La cérémonie est belle. Prévisible, mais belle. « Oui. Oui. Je le jure. Embrassez la mariée ». Emballé, c’est pesé. J’ai pas vomi, mais c’est juste parce que c’est moi qui tenais les alliances. J’ose à peine le dire, mais j’ai espéré jusqu’au dernier moment que ça se passe mal. Je sais pas, moi, un typhon, un amour de jeunesse de Jeff qui vienne saper cette mascarade. Tiens, Jeff, je lui donne pas un mois pour être cocu. Je sais pas pourquoi, mais je le sens pas. Il a pas les épaules, je suis sûre. C’est que c’est une vorace, sa femme. Il n’en sait probablement rien, mais sous ses airs de petite bourgeoise bien comme il faut, je peux vous dire qu’elle en a connu, des banquettes arrière de BMW et d’Audi (vous imaginiez tout de même pas qu’elle se laissait chahuter en Fiat Panda). Je le sais, j’ai été son alibi préféré pendant des années.

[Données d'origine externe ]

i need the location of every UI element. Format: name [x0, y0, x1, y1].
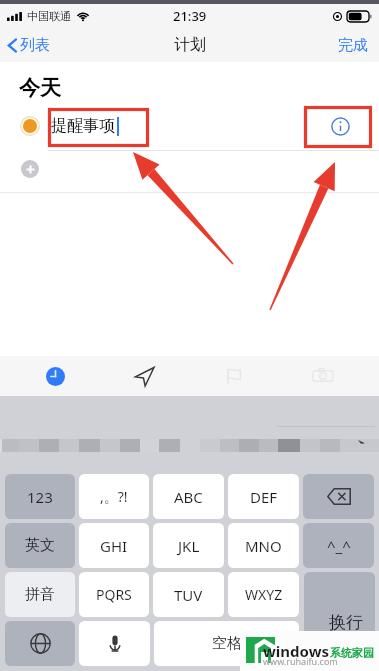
staticText: WXYZ	[245, 585, 283, 604]
button[interactable]: 123	[5, 474, 75, 519]
button[interactable]: 空格	[154, 621, 299, 666]
button[interactable]: ABC	[153, 474, 224, 519]
button[interactable]: MNO	[228, 523, 299, 568]
button[interactable]: Delete	[303, 474, 374, 519]
staticText: 21:39	[173, 7, 207, 25]
staticText: windows	[263, 641, 330, 661]
staticText: 今天	[19, 75, 61, 101]
staticText: GHI	[100, 536, 128, 556]
staticText: 123	[27, 487, 53, 507]
other: Dictate	[79, 621, 150, 666]
staticText: 中国联通	[27, 9, 71, 23]
button[interactable]: Remind me at a time	[11, 356, 100, 396]
button[interactable]: WXYZ	[228, 572, 299, 617]
button[interactable]: 列表	[7, 36, 50, 55]
staticText: JKL	[178, 536, 200, 556]
button[interactable]: TUV	[153, 572, 224, 617]
button[interactable]: Dictate	[79, 621, 150, 666]
button[interactable]: Details	[320, 107, 360, 145]
staticText: 计划	[174, 35, 206, 55]
staticText: 英文	[25, 536, 55, 555]
button[interactable]: ^_^	[303, 523, 374, 568]
button[interactable]: Add reminder	[21, 160, 39, 178]
staticText: TUV	[174, 585, 203, 605]
staticText: ABC	[174, 487, 203, 507]
staticText: 换行	[329, 612, 363, 633]
button[interactable]: PQRS	[79, 572, 149, 617]
other: Switch keyboard	[5, 621, 75, 666]
button[interactable]: Switch keyboard	[5, 621, 75, 666]
staticText: 空格	[212, 634, 242, 653]
button[interactable]: Remind me at a location	[100, 356, 189, 396]
staticText: 拼音	[25, 585, 55, 604]
button[interactable]: 拼音	[5, 572, 75, 617]
other: Delete	[303, 474, 374, 519]
button[interactable]: 完成	[338, 36, 368, 55]
button[interactable]: GHI	[79, 523, 149, 568]
staticText: 提醒事项	[51, 116, 115, 136]
button[interactable]: DEF	[228, 474, 299, 519]
button[interactable]: ,。?!	[79, 474, 149, 519]
button[interactable]: 英文	[5, 523, 75, 568]
staticText: 列表	[20, 36, 50, 55]
staticText: ^_^	[327, 536, 351, 556]
staticText: www.ruhaifu.com	[263, 655, 338, 667]
staticText: PQRS	[96, 585, 132, 604]
button[interactable]: 换行	[304, 572, 375, 666]
button[interactable]: 提醒事项	[0, 107, 379, 145]
staticText: 系统家园	[330, 646, 374, 660]
staticText: ,。?!	[100, 487, 128, 506]
button[interactable]: JKL	[153, 523, 224, 568]
staticText: MNO	[245, 536, 282, 556]
staticText: DEF	[250, 487, 278, 507]
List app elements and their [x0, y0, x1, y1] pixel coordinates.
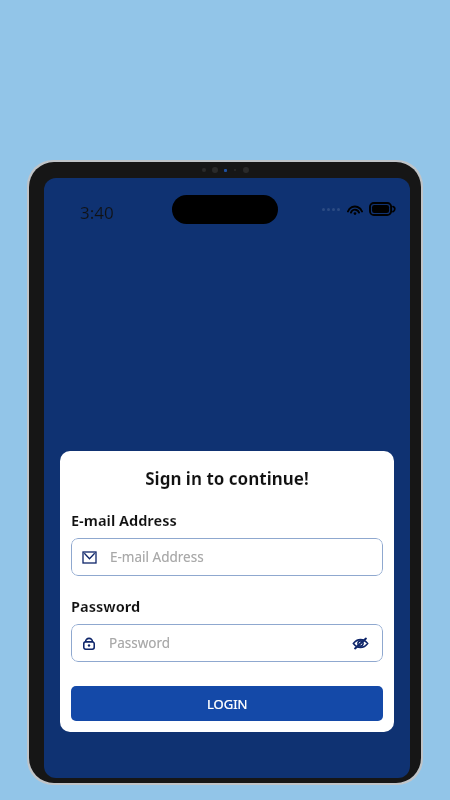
staticText: E-mail Address [71, 510, 177, 530]
staticText: E-mail Address [110, 548, 371, 566]
button[interactable]: LOGIN [71, 686, 383, 721]
button[interactable]: E-mail Address [71, 538, 383, 576]
staticText: 3:40 [80, 201, 114, 224]
staticText: Password [71, 596, 141, 616]
staticText: Password [109, 634, 349, 652]
staticText: Sign in to continue! [71, 467, 383, 490]
button[interactable]: Password [71, 624, 383, 662]
button[interactable]: Show password [349, 632, 371, 654]
staticText: LOGIN [207, 695, 248, 713]
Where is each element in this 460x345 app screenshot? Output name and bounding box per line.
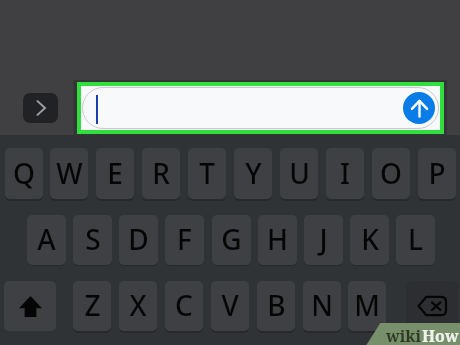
staticText: C (175, 286, 193, 324)
button[interactable]: W (50, 148, 88, 199)
staticText: M (354, 286, 380, 324)
staticText: O (380, 154, 402, 192)
staticText: Y (245, 154, 262, 192)
staticText: F (177, 220, 192, 258)
button[interactable]: K (350, 215, 389, 265)
button[interactable]: R (142, 148, 180, 199)
button[interactable]: B (257, 281, 295, 331)
staticText: E (107, 154, 123, 192)
staticText: N (311, 286, 333, 324)
staticText: J (319, 220, 328, 258)
staticText: P (428, 154, 446, 192)
button[interactable]: Send (403, 92, 435, 124)
button[interactable]: I (326, 148, 364, 199)
button[interactable]: Expand keyboard (23, 93, 58, 123)
button[interactable]: S (73, 215, 112, 265)
staticText: wiki (386, 325, 422, 345)
button[interactable]: A (27, 215, 66, 265)
staticText: L (408, 220, 423, 258)
staticText: U (289, 154, 310, 192)
button[interactable]: M (348, 281, 386, 331)
button[interactable]: U (280, 148, 318, 199)
staticText: H (267, 220, 288, 258)
button[interactable]: D (119, 215, 158, 265)
button[interactable]: Z (73, 281, 111, 331)
staticText: Z (84, 286, 101, 324)
staticText: A (37, 220, 56, 258)
staticText: S (85, 220, 101, 258)
button[interactable]: Backspace (406, 281, 458, 331)
button[interactable]: Y (234, 148, 272, 199)
button[interactable]: J (304, 215, 343, 265)
button[interactable]: C (165, 281, 203, 331)
staticText: G (221, 220, 242, 258)
button[interactable]: Shift (4, 281, 56, 331)
staticText: R (152, 154, 170, 192)
staticText: X (129, 286, 147, 324)
staticText: B (267, 286, 286, 324)
staticText: How (422, 325, 459, 345)
button[interactable]: L (396, 215, 435, 265)
button[interactable]: E (96, 148, 134, 199)
button[interactable]: P (418, 148, 456, 199)
staticText: V (221, 286, 239, 324)
button[interactable]: H (258, 215, 297, 265)
staticText: Q (13, 154, 35, 192)
staticText: W (56, 154, 83, 192)
button[interactable]: V (211, 281, 249, 331)
staticText: K (361, 220, 379, 258)
button[interactable]: O (372, 148, 410, 199)
staticText: T (199, 154, 215, 192)
button[interactable]: X (119, 281, 157, 331)
staticText: I (340, 154, 350, 192)
button[interactable]: F (165, 215, 204, 265)
button[interactable]: N (303, 281, 341, 331)
button[interactable]: Send (81, 86, 440, 130)
button[interactable]: G (212, 215, 251, 265)
button[interactable]: T (188, 148, 226, 199)
staticText: D (128, 220, 149, 258)
button[interactable]: Q (5, 148, 43, 199)
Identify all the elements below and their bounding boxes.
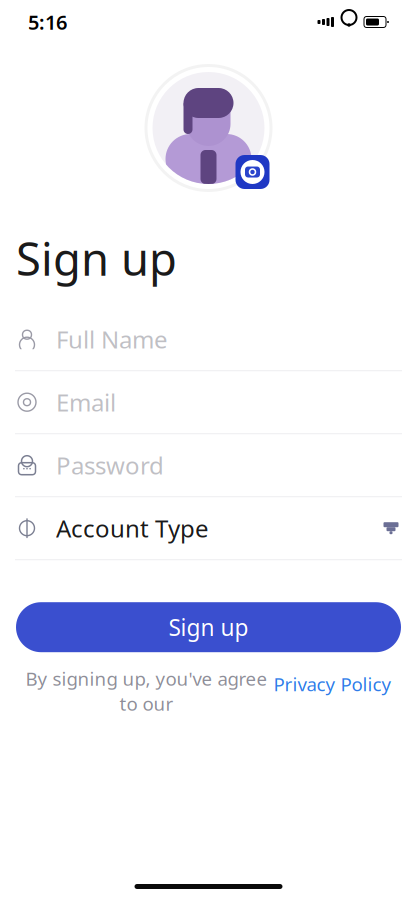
staticText: Privacy Policy bbox=[274, 672, 392, 696]
button[interactable]: Privacy Policy bbox=[268, 672, 392, 710]
staticText: Sign up bbox=[16, 228, 177, 288]
staticText: By signing up, you've agree bbox=[26, 666, 268, 691]
staticText: Sign up bbox=[168, 612, 248, 642]
staticText: 5:16 bbox=[28, 9, 67, 35]
staticText: Account Type bbox=[56, 512, 209, 544]
button[interactable]: Full Name bbox=[0, 308, 417, 370]
button[interactable]: Account Type bbox=[0, 497, 417, 559]
staticText: Full Name bbox=[56, 323, 168, 355]
button[interactable]: Change profile photo bbox=[142, 62, 274, 194]
button[interactable]: Email bbox=[0, 371, 417, 433]
staticText: Email bbox=[56, 386, 116, 418]
button[interactable]: Sign up bbox=[16, 602, 401, 652]
button[interactable]: Password bbox=[0, 434, 417, 496]
staticText: Password bbox=[56, 449, 164, 481]
staticText: to our bbox=[120, 691, 174, 716]
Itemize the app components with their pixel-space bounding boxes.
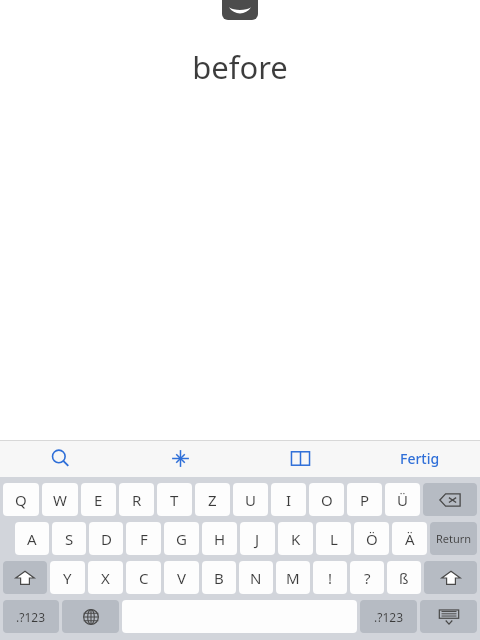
button[interactable]: G	[164, 522, 199, 555]
button[interactable]: U	[233, 483, 268, 516]
button[interactable]: A	[15, 522, 49, 555]
button[interactable]: K	[278, 522, 313, 555]
button[interactable]: Dictionary	[240, 440, 360, 477]
button[interactable]: P	[347, 483, 382, 516]
button[interactable]: .?123	[3, 600, 59, 633]
button[interactable]: I	[271, 483, 306, 516]
button[interactable]: Shift	[424, 561, 477, 594]
staticText: L	[330, 529, 338, 549]
staticText: before	[192, 46, 288, 88]
button[interactable]: Shift	[3, 561, 47, 594]
staticText: G	[176, 529, 187, 549]
button[interactable]: R	[119, 483, 154, 516]
staticText: ß	[399, 568, 409, 588]
button[interactable]: Change language	[62, 600, 119, 633]
button[interactable]: O	[309, 483, 344, 516]
staticText: R	[132, 490, 142, 510]
button[interactable]: W	[42, 483, 78, 516]
button[interactable]: Search	[0, 440, 120, 477]
staticText: P	[360, 490, 370, 510]
staticText: O	[321, 490, 333, 510]
staticText: U	[245, 490, 256, 510]
staticText: .?123	[374, 609, 404, 625]
button[interactable]: Q	[3, 483, 39, 516]
staticText: Ü	[397, 490, 408, 510]
staticText: C	[139, 568, 149, 588]
button[interactable]: Ü	[385, 483, 420, 516]
button[interactable]: N	[239, 561, 273, 594]
button[interactable]: Return	[430, 522, 477, 555]
staticText: ?	[364, 568, 371, 588]
button[interactable]: Suggestions	[120, 440, 240, 477]
button[interactable]: B	[202, 561, 236, 594]
button[interactable]: .?123	[360, 600, 417, 633]
button[interactable]: ?	[350, 561, 384, 594]
staticText: K	[291, 529, 301, 549]
button[interactable]: S	[52, 522, 86, 555]
button[interactable]: Ä	[392, 522, 427, 555]
staticText: A	[27, 529, 37, 549]
button[interactable]: Fertig	[360, 440, 480, 477]
button[interactable]: T	[157, 483, 192, 516]
button[interactable]: E	[81, 483, 116, 516]
staticText: B	[214, 568, 224, 588]
staticText: Ö	[366, 529, 378, 549]
staticText: !	[328, 568, 333, 588]
button[interactable]: M	[276, 561, 310, 594]
button[interactable]: App icon	[222, 0, 258, 20]
staticText: N	[250, 568, 262, 588]
staticText: Q	[15, 490, 27, 510]
button[interactable]: D	[89, 522, 123, 555]
staticText: H	[214, 529, 226, 549]
staticText: E	[94, 490, 103, 510]
staticText: Y	[63, 568, 72, 588]
staticText: W	[53, 490, 67, 510]
staticText: .?123	[16, 609, 46, 625]
button[interactable]: Backspace	[423, 483, 477, 516]
button[interactable]: F	[126, 522, 161, 555]
button[interactable]: Z	[195, 483, 230, 516]
staticText: T	[170, 490, 179, 510]
staticText: V	[177, 568, 187, 588]
staticText: I	[286, 490, 292, 510]
button[interactable]: L	[316, 522, 351, 555]
button[interactable]: Ö	[354, 522, 389, 555]
staticText: Z	[208, 490, 217, 510]
staticText: J	[255, 529, 260, 549]
staticText: Ä	[405, 529, 415, 549]
staticText: Fertig	[400, 449, 440, 468]
staticText: M	[286, 568, 300, 588]
staticText: S	[65, 529, 74, 549]
staticText: X	[101, 568, 110, 588]
staticText: D	[101, 529, 112, 549]
staticText: Return	[436, 531, 472, 546]
button[interactable]: Y	[50, 561, 85, 594]
button[interactable]: H	[202, 522, 237, 555]
button[interactable]: C	[126, 561, 161, 594]
button[interactable]: ß	[387, 561, 421, 594]
button[interactable]: J	[240, 522, 275, 555]
staticText: F	[140, 529, 148, 549]
button[interactable]: X	[88, 561, 123, 594]
button[interactable]: !	[313, 561, 347, 594]
button[interactable]: Hide keyboard	[420, 600, 477, 633]
button[interactable]: V	[164, 561, 199, 594]
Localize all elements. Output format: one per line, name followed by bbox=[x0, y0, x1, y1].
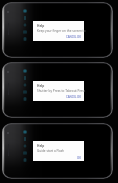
button[interactable]: Record bbox=[23, 16, 27, 20]
button[interactable]: Help bbox=[33, 141, 84, 161]
button[interactable]: OK bbox=[77, 95, 81, 99]
staticText: OK bbox=[77, 95, 81, 99]
button[interactable]: Settings bbox=[23, 90, 27, 94]
button[interactable]: Record bbox=[23, 137, 27, 141]
staticText: OK bbox=[77, 156, 81, 160]
staticText: CANCEL bbox=[66, 95, 77, 99]
button[interactable]: Settings bbox=[23, 30, 27, 34]
staticText: Help bbox=[37, 24, 45, 28]
staticText: Help bbox=[37, 84, 45, 88]
button[interactable]: CANCEL bbox=[66, 95, 77, 99]
staticText: Guide start a Flash bbox=[37, 149, 65, 153]
button[interactable]: Help bbox=[33, 21, 84, 41]
button[interactable]: OK bbox=[77, 156, 81, 160]
button[interactable]: Favorite bbox=[23, 144, 27, 148]
button[interactable]: CANCEL bbox=[66, 35, 77, 39]
staticText: Shutter by Press to Takeout Press Check … bbox=[37, 89, 88, 93]
staticText: CANCEL bbox=[66, 35, 77, 39]
button[interactable]: Capture bbox=[23, 69, 27, 73]
button[interactable]: Favorite bbox=[23, 23, 27, 27]
staticText: Keep your finger on the screen to take a… bbox=[37, 29, 88, 33]
button[interactable]: Settings bbox=[23, 151, 27, 155]
button[interactable]: Favorite bbox=[23, 83, 27, 87]
button[interactable]: Help bbox=[23, 37, 27, 41]
button[interactable]: Capture bbox=[23, 130, 27, 134]
button[interactable]: OK bbox=[77, 35, 81, 39]
button[interactable]: Capture bbox=[23, 9, 27, 13]
staticText: Help bbox=[37, 144, 45, 148]
button[interactable]: Help bbox=[33, 81, 84, 101]
button[interactable]: Help bbox=[23, 158, 27, 162]
staticText: OK bbox=[77, 35, 81, 39]
button[interactable]: Help bbox=[23, 97, 27, 101]
button[interactable]: Record bbox=[23, 76, 27, 80]
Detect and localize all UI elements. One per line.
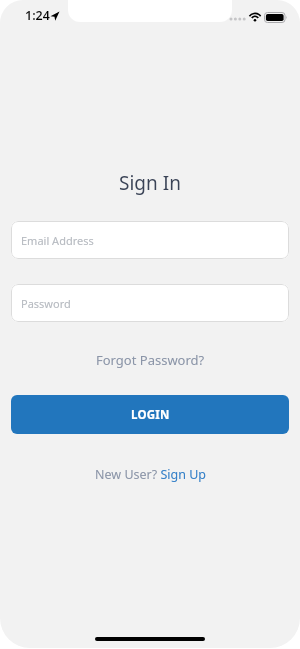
staticText: 1:24 xyxy=(25,7,50,24)
staticText: Forgot Password? xyxy=(96,351,205,369)
button[interactable]: Forgot Password? xyxy=(92,347,209,373)
staticText: Email Address xyxy=(21,233,94,248)
button[interactable]: LOGIN xyxy=(11,395,289,434)
button[interactable]: Password xyxy=(11,284,289,322)
button[interactable]: New User? Sign Up xyxy=(91,462,210,487)
staticText: LOGIN xyxy=(131,407,170,423)
staticText: Sign In xyxy=(119,170,181,196)
staticText: New User? Sign Up xyxy=(95,466,206,483)
staticText: Password xyxy=(21,296,71,311)
button[interactable]: Email Address xyxy=(11,221,289,259)
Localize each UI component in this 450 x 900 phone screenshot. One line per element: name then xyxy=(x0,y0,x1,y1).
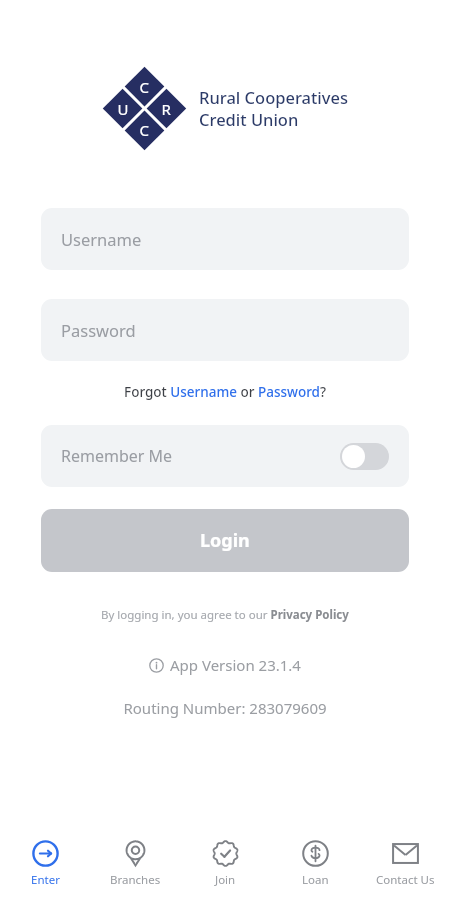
button[interactable]: By logging in, you agree to our Privacy … xyxy=(101,607,349,623)
staticText: Join xyxy=(215,872,236,888)
button[interactable]: Loan xyxy=(270,828,360,900)
button[interactable]: Forgot Username or Password? xyxy=(124,383,327,401)
button[interactable]: Password xyxy=(41,299,409,361)
staticText: Branches xyxy=(110,872,161,888)
staticText: Rural Cooperatives xyxy=(199,86,348,108)
button[interactable]: Login xyxy=(41,509,409,572)
button[interactable]: Contact Us xyxy=(360,828,450,900)
staticText: Routing Number: 283079609 xyxy=(0,698,450,718)
button[interactable]: Enter xyxy=(0,828,90,900)
button[interactable]: Remember Me xyxy=(41,425,409,487)
staticText: C xyxy=(130,72,160,102)
staticText: R xyxy=(151,94,181,124)
staticText: Login xyxy=(200,528,250,553)
staticText: Contact Us xyxy=(376,872,435,888)
staticText: Enter xyxy=(31,872,60,888)
staticText: U xyxy=(107,93,138,124)
staticText: Loan xyxy=(302,872,329,888)
staticText: Credit Union xyxy=(199,108,299,130)
button[interactable]: Join xyxy=(180,828,270,900)
staticText: C xyxy=(130,115,160,145)
staticText: Username xyxy=(61,228,142,250)
staticText: Remember Me xyxy=(61,445,173,467)
staticText: Password xyxy=(61,319,136,341)
button[interactable]: Username xyxy=(41,208,409,270)
staticText: App Version 23.1.4 xyxy=(170,655,301,675)
button[interactable]: Branches xyxy=(90,828,180,900)
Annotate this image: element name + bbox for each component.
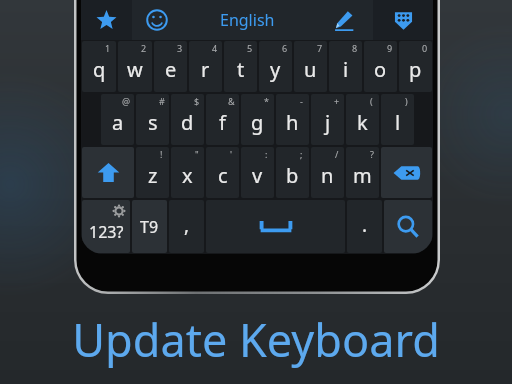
button[interactable]: Search bbox=[384, 200, 432, 253]
staticText: 4 bbox=[212, 42, 218, 54]
button[interactable]: 8 bbox=[329, 41, 362, 92]
staticText: 1 bbox=[105, 42, 111, 54]
staticText: p bbox=[409, 56, 422, 83]
staticText: English bbox=[220, 9, 275, 31]
staticText: 0 bbox=[422, 42, 428, 54]
staticText: . bbox=[362, 212, 368, 238]
button[interactable]: 4 bbox=[189, 41, 222, 92]
staticText: 6 bbox=[282, 42, 288, 54]
button[interactable]: . bbox=[347, 200, 382, 253]
staticText: ) bbox=[405, 95, 408, 107]
staticText: o bbox=[374, 56, 387, 83]
staticText: 3 bbox=[177, 42, 183, 54]
staticText: # bbox=[159, 95, 165, 107]
button[interactable]: ! bbox=[136, 147, 169, 198]
staticText: & bbox=[228, 95, 235, 107]
staticText: u bbox=[304, 56, 317, 83]
button[interactable]: Backspace bbox=[381, 147, 432, 198]
staticText: + bbox=[334, 95, 340, 107]
staticText: e bbox=[165, 56, 177, 83]
button[interactable]: Space bbox=[206, 200, 345, 253]
button[interactable]: 123? bbox=[82, 200, 130, 253]
staticText: a bbox=[112, 109, 124, 136]
staticText: 2 bbox=[141, 42, 147, 54]
staticText: x bbox=[182, 162, 193, 189]
staticText: h bbox=[286, 109, 299, 136]
button[interactable]: 3 bbox=[154, 41, 187, 92]
staticText: v bbox=[252, 162, 263, 189]
button[interactable]: @ bbox=[101, 94, 134, 145]
staticText: k bbox=[357, 109, 368, 136]
staticText: g bbox=[251, 109, 264, 136]
button[interactable]: ; bbox=[276, 147, 309, 198]
staticText: i bbox=[343, 56, 349, 83]
staticText: 8 bbox=[352, 42, 358, 54]
staticText: ; bbox=[300, 148, 303, 160]
button[interactable]: + bbox=[311, 94, 344, 145]
staticText: ! bbox=[160, 148, 163, 160]
staticText: Update Keyboard bbox=[72, 309, 440, 370]
staticText: c bbox=[218, 162, 228, 189]
staticText: q bbox=[93, 56, 106, 83]
button[interactable]: 2 bbox=[118, 41, 152, 92]
staticText: " bbox=[195, 148, 199, 160]
button[interactable]: 6 bbox=[259, 41, 292, 92]
button[interactable]: T9 bbox=[132, 200, 167, 253]
staticText: * bbox=[264, 95, 269, 107]
staticText: - bbox=[300, 95, 303, 107]
button[interactable]: # bbox=[136, 94, 169, 145]
button[interactable]: ? bbox=[346, 147, 379, 198]
staticText: 9 bbox=[387, 42, 393, 54]
staticText: 123? bbox=[89, 221, 124, 243]
staticText: r bbox=[201, 56, 210, 83]
staticText: @ bbox=[122, 95, 131, 107]
button[interactable]: ( bbox=[346, 94, 379, 145]
button[interactable]: Emoji bbox=[132, 0, 182, 40]
button[interactable]: Keypad bbox=[373, 0, 433, 40]
button[interactable]: * bbox=[241, 94, 274, 145]
staticText: y bbox=[270, 56, 281, 83]
button[interactable]: $ bbox=[171, 94, 204, 145]
staticText: w bbox=[127, 56, 143, 83]
staticText: d bbox=[181, 109, 194, 136]
staticText: ' bbox=[230, 148, 233, 160]
staticText: j bbox=[325, 109, 331, 136]
staticText: 7 bbox=[317, 42, 323, 54]
staticText: 5 bbox=[247, 42, 253, 54]
button[interactable]: / bbox=[311, 147, 344, 198]
button[interactable]: 7 bbox=[294, 41, 327, 92]
button[interactable]: 9 bbox=[364, 41, 397, 92]
staticText: ( bbox=[370, 95, 373, 107]
button[interactable]: " bbox=[171, 147, 204, 198]
staticText: : bbox=[265, 148, 268, 160]
staticText: b bbox=[286, 162, 299, 189]
staticText: T9 bbox=[140, 216, 159, 238]
button[interactable]: 1 bbox=[82, 41, 116, 92]
button[interactable]: 0 bbox=[399, 41, 432, 92]
button[interactable]: ) bbox=[381, 94, 414, 145]
button[interactable]: , bbox=[169, 200, 204, 253]
button[interactable]: Shift bbox=[82, 147, 134, 198]
staticText: s bbox=[148, 109, 158, 136]
button[interactable]: ' bbox=[206, 147, 239, 198]
staticText: l bbox=[395, 109, 401, 136]
staticText: t bbox=[237, 56, 245, 83]
staticText: $ bbox=[194, 95, 200, 107]
button[interactable]: - bbox=[276, 94, 309, 145]
button[interactable]: English bbox=[182, 0, 313, 40]
staticText: z bbox=[148, 162, 158, 189]
staticText: ? bbox=[370, 148, 374, 160]
staticText: / bbox=[335, 148, 339, 160]
staticText: n bbox=[321, 162, 334, 189]
staticText: f bbox=[219, 109, 226, 136]
button[interactable]: : bbox=[241, 147, 274, 198]
button[interactable]: 5 bbox=[224, 41, 257, 92]
button[interactable]: & bbox=[206, 94, 239, 145]
button[interactable]: Handwriting bbox=[313, 0, 373, 40]
button[interactable]: Favorites bbox=[81, 0, 132, 40]
staticText: , bbox=[184, 212, 190, 238]
staticText: m bbox=[353, 162, 372, 189]
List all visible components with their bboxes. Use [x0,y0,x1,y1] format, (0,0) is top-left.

Voilà, c’est fait. Sandra est casée, mariée, la bague aux doigts, elle passe entre les tables, souriante, radieuse. Mais bon, je m’en fiche, Loïc est là, ne me quittant pas d’une semelle. C’est que je dois l’amortir, cette journée. Alors, à trois mille balles le forfait, je profite. Ah ! Je vous sens déçus. Disons que Loïc n’est pas vraiment mon homme. Ou juste pour la journée. Vous n’avez jamais entendu parler de « escorts-men.com, des hommes comme vous aimez » ? Que voulez-vous, c’était ça ou compter sur mon incroyable sex appeal. Le seul hic, c’est qu’à ce tarif-là, certes, il est galant, me prend la main, le bras, danse avec moi, me glisse de faux mots d’amour dans le creux de l’oreille, passe sa main délicatement dans mon cou, et même la glisse subrepticement sur mes fesses, mais il embrasse pas. C’est le deal. En même temps, ça fait trente ans que j’attends de savoir ce que ça fait de tourner sa langue dans celle d’un garçon, alors, un jour de plus ou de moins, franchement, ça va pas changer ma vie. J’ai beau avoir en tête le chiffre sur mon relevé bancaire, je ne peux malgré tout m’empêcher de rêver à un bel amour courtois, une cour à l’ancienne. Si ça se trouve, il n’est pas insensible à mon charme, et ne veut pas brusquer les choses. Ou il est puceau, lui aussi, attendant sa promise, et il a choisi ce boulot par dépit. Je m’emballe pas, j’imagine. N’empêche, il semble prendre son rôle très à cœur. Le parfait fiancé. Je sais pas ce qu’ils se racontent avec Jeff, mais ils ont l’air de bien s’entendre. Et c’est bien la première fois que je m’éclipse au petit coin « entre filles » pendant que nos Jules respectifs taillent une bavette. Ça tombe bien, Jeff veut montrer sa nouvelle voiture à Loïc. Un truc de mecs, comme le dit Sandra. J’espère qu’on sera pas invités chez eux rapidement. Je vais pas casser mon PEL pour faire croire que je suis pas célibataire. Il y a des limites.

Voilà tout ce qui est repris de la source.